I'm a long term Raspberry Pi User, but given the current Raspberry Pi shortage, I recently bought an Orange Pi Zero 2 to try as an alternative.
Loading and running a Linux distro from the Orange Pi website went smoothly.
Using I2C and the UART went off without a hitch too, the instructions in the user manual to edit the boot environment have to be followed but once that is done standard python libraries for I2C (smbus) and serial communication (serial) work. I am guessing that the situation would be the same for SPI but I don't have an SPI device to test with.
Where the issues arose was using wiringOP-Python to access the GPIO pins directly. The manual describes installing a command line utility called GPIO This works well But the manual doesn't go into any detail on using the GPIO pins from inside a Python program. That is what the code hosted here addresses. However, I ran into a few issues using this code which took me a while to solve, I am going to post how to solve them here to help other newbies.
The first issue is that following the install instructions here does not result in Python3 being able to find the wiringpi module. I don't know if that is an issue with pip3 or the install instructions. But any python programs which try to import from wiringpi fail. This can be solved by inserting the following code in your program before trying to import wiringpi:
import sys sys.path.append("/usr/lib/python3.9/site-packages/wiringpi-2.60-py3.9-linux-aarch64.egg/')

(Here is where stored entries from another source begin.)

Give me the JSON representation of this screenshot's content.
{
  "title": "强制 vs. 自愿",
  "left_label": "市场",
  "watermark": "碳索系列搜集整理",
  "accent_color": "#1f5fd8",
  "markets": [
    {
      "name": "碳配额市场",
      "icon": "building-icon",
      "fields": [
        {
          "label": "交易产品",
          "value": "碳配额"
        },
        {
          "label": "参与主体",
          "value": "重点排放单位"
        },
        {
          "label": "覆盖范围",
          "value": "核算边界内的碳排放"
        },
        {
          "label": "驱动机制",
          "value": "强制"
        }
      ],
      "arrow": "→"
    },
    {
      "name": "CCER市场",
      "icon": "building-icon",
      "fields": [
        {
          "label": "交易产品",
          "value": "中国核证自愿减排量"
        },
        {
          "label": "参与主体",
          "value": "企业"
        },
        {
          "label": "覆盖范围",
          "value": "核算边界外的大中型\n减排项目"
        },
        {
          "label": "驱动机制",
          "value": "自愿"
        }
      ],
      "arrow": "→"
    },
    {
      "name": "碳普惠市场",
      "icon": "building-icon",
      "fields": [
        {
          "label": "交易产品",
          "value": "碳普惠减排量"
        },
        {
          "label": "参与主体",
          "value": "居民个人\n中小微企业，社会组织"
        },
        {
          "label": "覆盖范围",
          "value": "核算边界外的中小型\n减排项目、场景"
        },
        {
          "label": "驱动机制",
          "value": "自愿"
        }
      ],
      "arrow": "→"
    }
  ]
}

You should check the exact path on your own system, no doubt this will change as packages and/or python are updated.
The second issue I ran into is that wiringpi will only run under root privileges. If you try to use it as an ordinary user you will get a permission denied type error message. The work around is to run any program using wiringpi with "sudo python3 your_program_name.py" rather than "python3 your_program_name.py". Running as root is undesirable but I have not found any other solution yet. I have tried changing permissions on "/dev/mem" to allow non-root access. This is also a potentially dangerous solution but in any case does not solve this issue.
I hope these notes help any other converts from Raspberry Pi land to get started more quickly than I did with an Orange Pi.